In one trial, study medication was started after one week of life, i.e. prior to the first ROP screening. The other two trials included preterm infants if they had stage 2 or lower ROP without plus disease. Based on the GRADE assessment, we considered evidence to be of low quality for the following outcomes: rescue treatment with anti-VEGF or laser therapy; and arterial hypotension or bradycardia requiring inotropic support. Evidence was of moderate quality for the following outcomes: progression to stage 2 with plus disease; progression to stage 3 ROP; and progression to stage 4 or 5 ROP.
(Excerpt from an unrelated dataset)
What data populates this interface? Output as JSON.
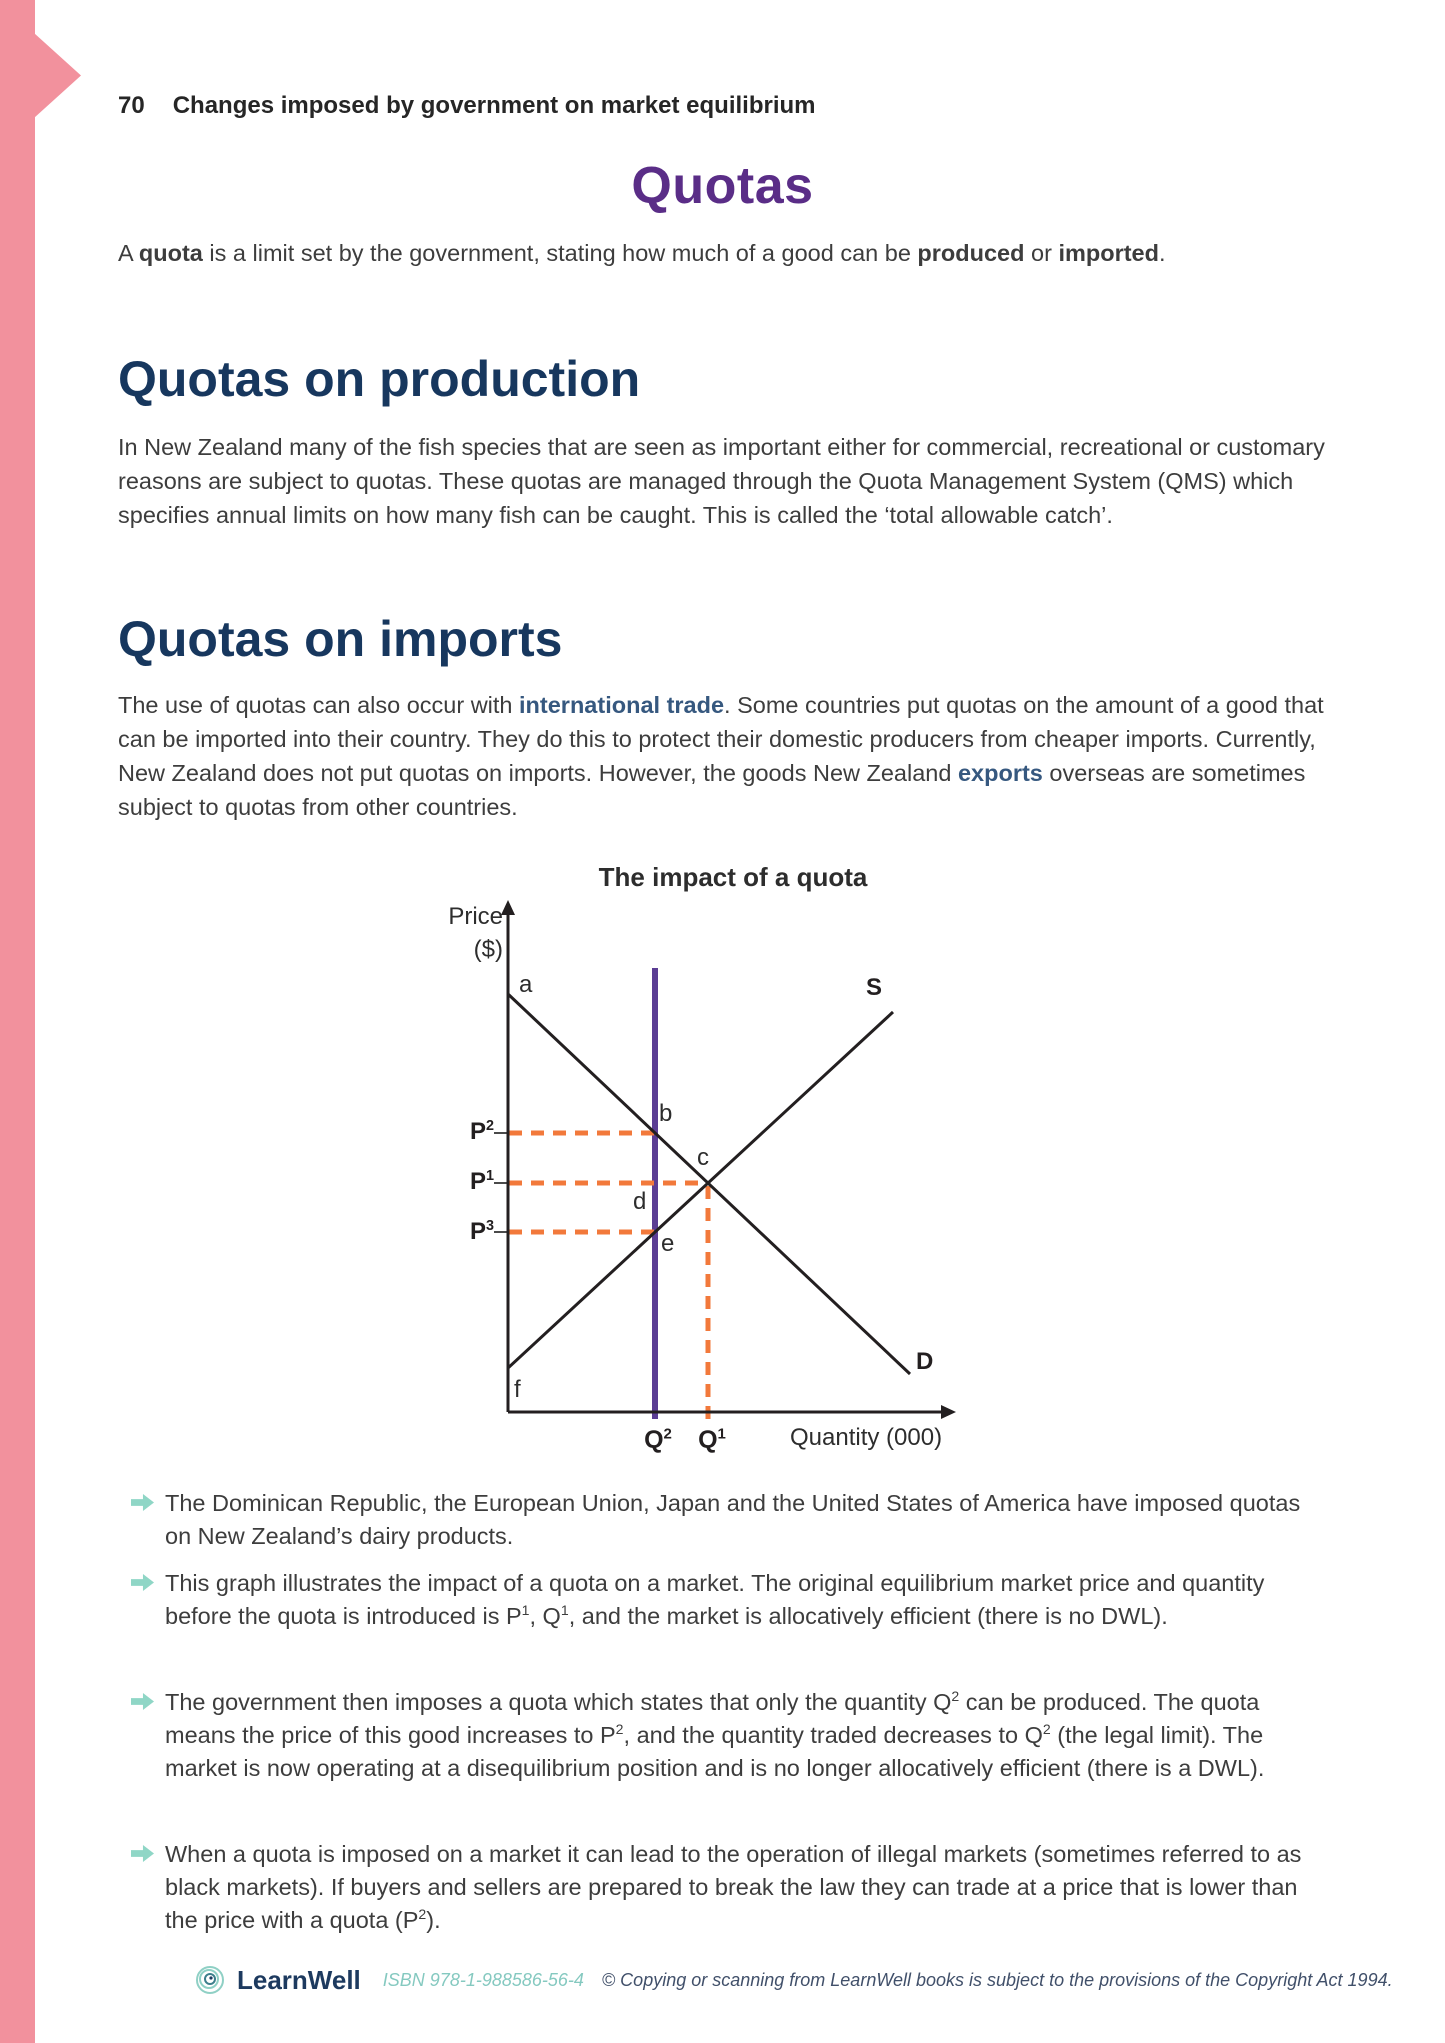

Meta-analysis of three trials (N = 366) suggested beneficial effects of oral beta-blockers on the risk of requiring anti-VEGF agents (typical risk ratio (RR) 0.32, 95% confidence interval (CI) 0.12 to 0.86; I² = 0%; typical risk difference (RD) −0.06, 95% CI −0.10 to −0.01; I² = 75%; number needed to treat for an additional beneficial outcome (NNTB) 18, 95% CI 14 to 84) and laser therapy (typical RR 0.54, 95% CI 0.32 to 0.89; typical RD −0.09, 95% CI −0.16 to −0.02; I² = 31%; NNTB 12, 95% CI 8 to 47). Meta-analysis of two trials (N = 161) demonstrated a beneficial effect of oral beta-blockers on progression to stage 3 ROP (typical RR 0.60, 95% CI 0.37 to 0.96; I² = 0%; typical RD −0.15, 95% CI −0.28 to −0.02; I² = 73%; NNTB 7, 95% CI 5 to 67). There was no significant effect of oral beta-blockers on progression to stage 2 ROP with plus disease or to stage 4 or 5 ROP. Although meta-analysis did not indicate a significant effect of beta-blockers on arterial hypotension or bradycardia, propranolol dosage in one study was reduced by 50% in infants of less than 26 weeks' gestational age due to severe hypotension, bradycardia, and apnoea in several participants. Analyses did not indicate significant effects of beta-blockers on complications of prematurity or mortality. None of the trials reported on long-term visual impairment.